Member of the Flemish Parliament
- Incumbent
- Assumed office 2024

Personal details
- Born: Dries Devillé 5 June 1988 (age 37) Brussels, Belgium
- Party: Vlaams Belang
- Alma mater: KU Leuven Vrije Universiteit Brussel

= Dries Devillé =

Belgian lawyer and politician (born 1988)

Dries Devillé (born 5 June 1988 in Brussels) is a Belgian lawyer and politician of the Flemish nationalist Vlaams Belang party. He has been a member of the Flemish Parliament since 2024 representing the Antwerp constituency.

==Biography==
Devillé obtained a master's degree in law from KU Leuven and then studied notary law at the Vrije Universiteit Brussel. Professionally, he was a lawyer at the Brussels Bar between 2013 and 2018, and then a real-estate and corporate lawyer as well as working as a legal assistant in a notary office.

Devillé was part of the Nationalistische Studentenvereniging organization as a student where he met future VB leader Tom Van Grieken. In 2003 he joined the Vlaams Blok party which became Vlaams Belang a year later. He was a member of the national board for the Vlaams Belang Jongeren.
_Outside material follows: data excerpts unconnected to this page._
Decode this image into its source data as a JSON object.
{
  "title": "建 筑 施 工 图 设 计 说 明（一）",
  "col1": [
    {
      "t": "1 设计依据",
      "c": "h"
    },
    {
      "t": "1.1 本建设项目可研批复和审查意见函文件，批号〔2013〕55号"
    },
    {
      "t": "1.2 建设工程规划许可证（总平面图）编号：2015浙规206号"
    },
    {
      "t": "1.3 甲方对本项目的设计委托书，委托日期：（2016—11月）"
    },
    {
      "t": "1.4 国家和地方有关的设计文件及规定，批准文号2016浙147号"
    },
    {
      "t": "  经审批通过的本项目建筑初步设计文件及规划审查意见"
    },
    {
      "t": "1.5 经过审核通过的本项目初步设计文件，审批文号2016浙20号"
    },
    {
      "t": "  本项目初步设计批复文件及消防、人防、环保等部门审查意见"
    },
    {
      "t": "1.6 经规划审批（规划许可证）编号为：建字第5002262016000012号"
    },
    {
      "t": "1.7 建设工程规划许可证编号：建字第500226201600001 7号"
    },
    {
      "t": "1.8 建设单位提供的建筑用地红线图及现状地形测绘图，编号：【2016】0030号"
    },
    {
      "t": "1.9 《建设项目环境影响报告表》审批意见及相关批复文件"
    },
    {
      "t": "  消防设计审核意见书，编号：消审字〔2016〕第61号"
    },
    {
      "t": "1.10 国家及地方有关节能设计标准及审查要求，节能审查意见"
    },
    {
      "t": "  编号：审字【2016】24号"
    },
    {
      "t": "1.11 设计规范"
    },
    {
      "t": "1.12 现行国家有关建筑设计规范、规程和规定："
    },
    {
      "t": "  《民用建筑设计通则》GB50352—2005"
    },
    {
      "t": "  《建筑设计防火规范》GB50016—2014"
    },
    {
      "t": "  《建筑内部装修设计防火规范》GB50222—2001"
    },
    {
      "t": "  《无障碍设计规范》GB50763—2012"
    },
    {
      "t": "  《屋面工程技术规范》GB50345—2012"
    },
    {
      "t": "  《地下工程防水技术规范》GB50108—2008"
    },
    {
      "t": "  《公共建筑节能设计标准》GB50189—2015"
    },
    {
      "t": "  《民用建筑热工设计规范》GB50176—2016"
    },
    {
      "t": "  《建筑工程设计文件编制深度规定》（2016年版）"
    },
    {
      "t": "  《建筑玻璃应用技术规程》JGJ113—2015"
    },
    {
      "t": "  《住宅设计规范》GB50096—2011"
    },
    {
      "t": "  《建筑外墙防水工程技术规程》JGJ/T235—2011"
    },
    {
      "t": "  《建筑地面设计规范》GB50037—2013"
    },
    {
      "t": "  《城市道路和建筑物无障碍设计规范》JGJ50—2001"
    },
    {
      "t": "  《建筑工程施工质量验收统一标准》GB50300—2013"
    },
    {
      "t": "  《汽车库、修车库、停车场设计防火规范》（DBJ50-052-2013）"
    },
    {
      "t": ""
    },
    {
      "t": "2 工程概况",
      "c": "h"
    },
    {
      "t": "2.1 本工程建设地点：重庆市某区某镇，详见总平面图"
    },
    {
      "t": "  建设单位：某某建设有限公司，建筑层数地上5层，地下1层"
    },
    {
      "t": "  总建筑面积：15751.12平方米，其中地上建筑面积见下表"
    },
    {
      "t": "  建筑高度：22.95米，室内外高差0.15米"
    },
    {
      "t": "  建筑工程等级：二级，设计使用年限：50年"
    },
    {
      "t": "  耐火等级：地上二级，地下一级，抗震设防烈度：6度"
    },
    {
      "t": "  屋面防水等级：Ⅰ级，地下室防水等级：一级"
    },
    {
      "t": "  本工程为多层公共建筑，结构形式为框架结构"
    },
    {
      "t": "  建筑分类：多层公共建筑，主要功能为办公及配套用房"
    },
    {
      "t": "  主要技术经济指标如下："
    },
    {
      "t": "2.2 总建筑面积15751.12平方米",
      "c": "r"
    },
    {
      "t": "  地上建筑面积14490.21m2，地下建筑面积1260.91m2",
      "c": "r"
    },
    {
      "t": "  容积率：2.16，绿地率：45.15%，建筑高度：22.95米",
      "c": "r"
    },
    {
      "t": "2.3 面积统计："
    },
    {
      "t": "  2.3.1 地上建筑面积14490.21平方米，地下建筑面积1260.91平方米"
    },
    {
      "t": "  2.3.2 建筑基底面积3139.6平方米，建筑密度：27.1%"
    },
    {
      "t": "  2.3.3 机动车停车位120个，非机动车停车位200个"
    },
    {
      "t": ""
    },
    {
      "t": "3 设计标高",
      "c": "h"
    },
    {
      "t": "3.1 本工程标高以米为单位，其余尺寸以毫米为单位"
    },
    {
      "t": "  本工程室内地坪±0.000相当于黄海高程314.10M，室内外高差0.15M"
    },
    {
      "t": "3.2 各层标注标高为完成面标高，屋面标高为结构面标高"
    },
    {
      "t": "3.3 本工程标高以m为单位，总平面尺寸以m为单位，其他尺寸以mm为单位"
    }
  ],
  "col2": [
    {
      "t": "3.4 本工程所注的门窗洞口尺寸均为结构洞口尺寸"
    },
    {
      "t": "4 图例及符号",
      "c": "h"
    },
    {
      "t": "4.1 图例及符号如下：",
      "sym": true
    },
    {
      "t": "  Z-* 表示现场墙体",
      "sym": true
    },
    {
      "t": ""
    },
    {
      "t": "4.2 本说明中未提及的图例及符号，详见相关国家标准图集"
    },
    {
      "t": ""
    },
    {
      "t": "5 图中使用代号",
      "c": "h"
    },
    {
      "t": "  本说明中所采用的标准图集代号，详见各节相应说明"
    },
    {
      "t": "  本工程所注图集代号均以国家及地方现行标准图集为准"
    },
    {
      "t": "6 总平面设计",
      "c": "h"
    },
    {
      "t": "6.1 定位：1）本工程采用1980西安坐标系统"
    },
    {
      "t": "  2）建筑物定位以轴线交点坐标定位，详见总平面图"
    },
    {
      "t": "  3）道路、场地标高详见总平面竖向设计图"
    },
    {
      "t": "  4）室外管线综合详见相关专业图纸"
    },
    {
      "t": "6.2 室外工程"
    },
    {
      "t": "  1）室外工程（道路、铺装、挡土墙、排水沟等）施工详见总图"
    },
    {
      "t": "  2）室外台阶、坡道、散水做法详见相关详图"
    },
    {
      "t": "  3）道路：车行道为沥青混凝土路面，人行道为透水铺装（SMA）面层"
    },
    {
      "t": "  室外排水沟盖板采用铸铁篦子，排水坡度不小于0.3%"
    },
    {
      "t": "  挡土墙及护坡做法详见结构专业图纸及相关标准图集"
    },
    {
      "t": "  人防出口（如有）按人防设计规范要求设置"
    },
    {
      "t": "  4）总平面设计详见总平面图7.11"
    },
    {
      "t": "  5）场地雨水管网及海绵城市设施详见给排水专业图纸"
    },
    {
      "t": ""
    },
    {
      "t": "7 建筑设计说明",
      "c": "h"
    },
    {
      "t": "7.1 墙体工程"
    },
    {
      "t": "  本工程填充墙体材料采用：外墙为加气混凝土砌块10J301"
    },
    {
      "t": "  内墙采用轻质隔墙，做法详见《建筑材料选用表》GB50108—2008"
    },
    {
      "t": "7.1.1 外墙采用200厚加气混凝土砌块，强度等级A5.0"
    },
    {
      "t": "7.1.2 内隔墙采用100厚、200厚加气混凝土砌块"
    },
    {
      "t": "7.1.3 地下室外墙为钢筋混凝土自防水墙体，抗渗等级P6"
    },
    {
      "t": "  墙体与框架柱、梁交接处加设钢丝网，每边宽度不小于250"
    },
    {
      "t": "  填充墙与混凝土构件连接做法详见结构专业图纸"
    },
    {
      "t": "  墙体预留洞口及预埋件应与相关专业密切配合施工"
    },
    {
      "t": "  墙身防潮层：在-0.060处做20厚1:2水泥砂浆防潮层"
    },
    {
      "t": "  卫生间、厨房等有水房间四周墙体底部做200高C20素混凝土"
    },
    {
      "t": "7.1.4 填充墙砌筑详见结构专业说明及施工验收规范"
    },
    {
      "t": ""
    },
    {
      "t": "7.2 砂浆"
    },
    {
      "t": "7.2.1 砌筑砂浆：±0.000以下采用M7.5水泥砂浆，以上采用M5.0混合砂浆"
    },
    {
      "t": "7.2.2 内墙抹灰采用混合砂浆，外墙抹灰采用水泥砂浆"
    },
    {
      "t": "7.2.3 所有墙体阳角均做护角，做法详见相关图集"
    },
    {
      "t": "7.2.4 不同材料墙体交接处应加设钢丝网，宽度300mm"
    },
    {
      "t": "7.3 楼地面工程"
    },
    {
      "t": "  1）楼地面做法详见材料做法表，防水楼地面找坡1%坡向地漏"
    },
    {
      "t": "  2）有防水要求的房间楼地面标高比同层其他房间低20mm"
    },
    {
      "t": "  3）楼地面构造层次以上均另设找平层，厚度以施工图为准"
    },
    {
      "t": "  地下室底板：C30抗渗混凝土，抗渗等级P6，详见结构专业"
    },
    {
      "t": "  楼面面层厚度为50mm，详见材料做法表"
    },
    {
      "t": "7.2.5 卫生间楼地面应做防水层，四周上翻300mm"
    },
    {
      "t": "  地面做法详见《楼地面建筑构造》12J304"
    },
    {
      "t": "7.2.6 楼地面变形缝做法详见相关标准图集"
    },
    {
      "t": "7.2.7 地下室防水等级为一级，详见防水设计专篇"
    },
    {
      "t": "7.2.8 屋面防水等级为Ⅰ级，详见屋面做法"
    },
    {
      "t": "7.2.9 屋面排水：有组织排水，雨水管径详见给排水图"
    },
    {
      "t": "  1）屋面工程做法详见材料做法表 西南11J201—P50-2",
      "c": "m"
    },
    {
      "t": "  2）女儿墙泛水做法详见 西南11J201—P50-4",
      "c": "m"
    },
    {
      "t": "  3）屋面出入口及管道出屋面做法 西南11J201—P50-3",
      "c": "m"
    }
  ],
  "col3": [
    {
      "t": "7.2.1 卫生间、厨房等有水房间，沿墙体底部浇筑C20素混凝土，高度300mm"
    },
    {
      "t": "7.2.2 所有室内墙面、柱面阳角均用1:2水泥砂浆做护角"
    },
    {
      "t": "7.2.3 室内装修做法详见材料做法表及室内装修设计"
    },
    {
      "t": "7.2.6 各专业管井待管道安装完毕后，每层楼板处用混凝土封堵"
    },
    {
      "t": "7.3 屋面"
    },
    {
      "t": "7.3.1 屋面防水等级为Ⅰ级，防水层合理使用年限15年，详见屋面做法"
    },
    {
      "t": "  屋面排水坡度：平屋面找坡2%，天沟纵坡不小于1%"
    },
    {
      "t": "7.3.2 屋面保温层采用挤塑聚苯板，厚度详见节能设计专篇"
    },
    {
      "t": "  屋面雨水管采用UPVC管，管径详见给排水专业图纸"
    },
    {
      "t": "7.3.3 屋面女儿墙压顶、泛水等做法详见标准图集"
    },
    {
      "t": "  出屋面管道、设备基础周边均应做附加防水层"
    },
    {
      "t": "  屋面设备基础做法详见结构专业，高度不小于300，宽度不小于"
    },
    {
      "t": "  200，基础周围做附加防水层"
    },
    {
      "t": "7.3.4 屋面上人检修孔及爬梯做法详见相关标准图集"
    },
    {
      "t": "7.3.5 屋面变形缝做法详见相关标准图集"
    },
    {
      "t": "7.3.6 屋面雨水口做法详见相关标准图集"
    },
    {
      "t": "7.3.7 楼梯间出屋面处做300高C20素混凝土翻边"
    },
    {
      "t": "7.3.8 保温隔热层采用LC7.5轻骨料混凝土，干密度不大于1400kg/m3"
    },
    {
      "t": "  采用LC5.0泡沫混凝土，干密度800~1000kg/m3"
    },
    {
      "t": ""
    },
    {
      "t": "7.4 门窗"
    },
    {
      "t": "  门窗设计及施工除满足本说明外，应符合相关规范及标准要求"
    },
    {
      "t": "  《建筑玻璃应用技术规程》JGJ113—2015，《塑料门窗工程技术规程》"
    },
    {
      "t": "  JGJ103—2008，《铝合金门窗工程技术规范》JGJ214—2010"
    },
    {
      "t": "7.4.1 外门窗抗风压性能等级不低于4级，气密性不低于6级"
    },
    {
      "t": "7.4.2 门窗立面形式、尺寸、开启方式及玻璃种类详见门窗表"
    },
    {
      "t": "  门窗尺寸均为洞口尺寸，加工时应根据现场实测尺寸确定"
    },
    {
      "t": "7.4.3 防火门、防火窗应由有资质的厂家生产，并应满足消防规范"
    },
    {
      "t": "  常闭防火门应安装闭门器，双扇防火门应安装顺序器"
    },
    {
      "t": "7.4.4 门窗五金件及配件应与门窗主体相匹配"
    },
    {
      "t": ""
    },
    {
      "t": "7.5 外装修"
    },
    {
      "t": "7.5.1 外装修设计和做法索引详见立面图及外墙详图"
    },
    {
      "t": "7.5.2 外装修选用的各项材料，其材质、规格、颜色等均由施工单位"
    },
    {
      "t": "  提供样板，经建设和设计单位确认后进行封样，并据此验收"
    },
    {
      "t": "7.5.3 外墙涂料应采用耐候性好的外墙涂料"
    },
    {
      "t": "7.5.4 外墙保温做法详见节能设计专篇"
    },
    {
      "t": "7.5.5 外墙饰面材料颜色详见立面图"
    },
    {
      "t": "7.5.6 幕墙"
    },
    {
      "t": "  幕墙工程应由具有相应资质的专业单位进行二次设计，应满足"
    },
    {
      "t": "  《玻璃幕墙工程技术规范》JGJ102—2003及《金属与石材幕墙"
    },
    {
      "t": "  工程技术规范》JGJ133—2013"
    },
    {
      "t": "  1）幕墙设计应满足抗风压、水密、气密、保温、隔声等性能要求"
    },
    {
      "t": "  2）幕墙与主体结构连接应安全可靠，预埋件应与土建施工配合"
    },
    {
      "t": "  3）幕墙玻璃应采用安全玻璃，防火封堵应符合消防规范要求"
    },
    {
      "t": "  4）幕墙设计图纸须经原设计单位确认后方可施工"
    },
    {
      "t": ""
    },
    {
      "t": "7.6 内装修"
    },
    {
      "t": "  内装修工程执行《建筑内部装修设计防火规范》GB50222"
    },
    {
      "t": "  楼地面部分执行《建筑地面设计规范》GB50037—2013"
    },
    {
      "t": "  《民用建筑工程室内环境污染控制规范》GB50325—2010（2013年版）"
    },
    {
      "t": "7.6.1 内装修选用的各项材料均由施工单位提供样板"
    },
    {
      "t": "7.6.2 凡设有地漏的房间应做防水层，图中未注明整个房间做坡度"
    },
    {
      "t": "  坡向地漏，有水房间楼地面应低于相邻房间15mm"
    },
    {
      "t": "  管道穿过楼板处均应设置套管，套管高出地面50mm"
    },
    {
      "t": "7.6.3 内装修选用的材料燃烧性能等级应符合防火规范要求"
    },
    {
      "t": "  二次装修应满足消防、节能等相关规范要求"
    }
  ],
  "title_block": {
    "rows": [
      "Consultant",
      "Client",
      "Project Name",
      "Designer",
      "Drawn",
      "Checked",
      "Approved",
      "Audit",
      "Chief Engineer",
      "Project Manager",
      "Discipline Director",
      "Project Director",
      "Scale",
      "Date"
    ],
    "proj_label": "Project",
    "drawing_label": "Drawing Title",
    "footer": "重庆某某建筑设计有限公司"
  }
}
In 2006, he was elected as a municipal councilor in Halle at the age of 18 and was the youngest councilor elected at the time. He held the position until 2018 when he resigned to take a break from politics for his legal career and because he was moving to Mechelen. However, he also led a legal campaign in Halle to prevent the construction of a new mosque. During the 2024 Belgian regional elections and stood as a candidate in the Flemish Parliament and was elected to the Antwerp constituency.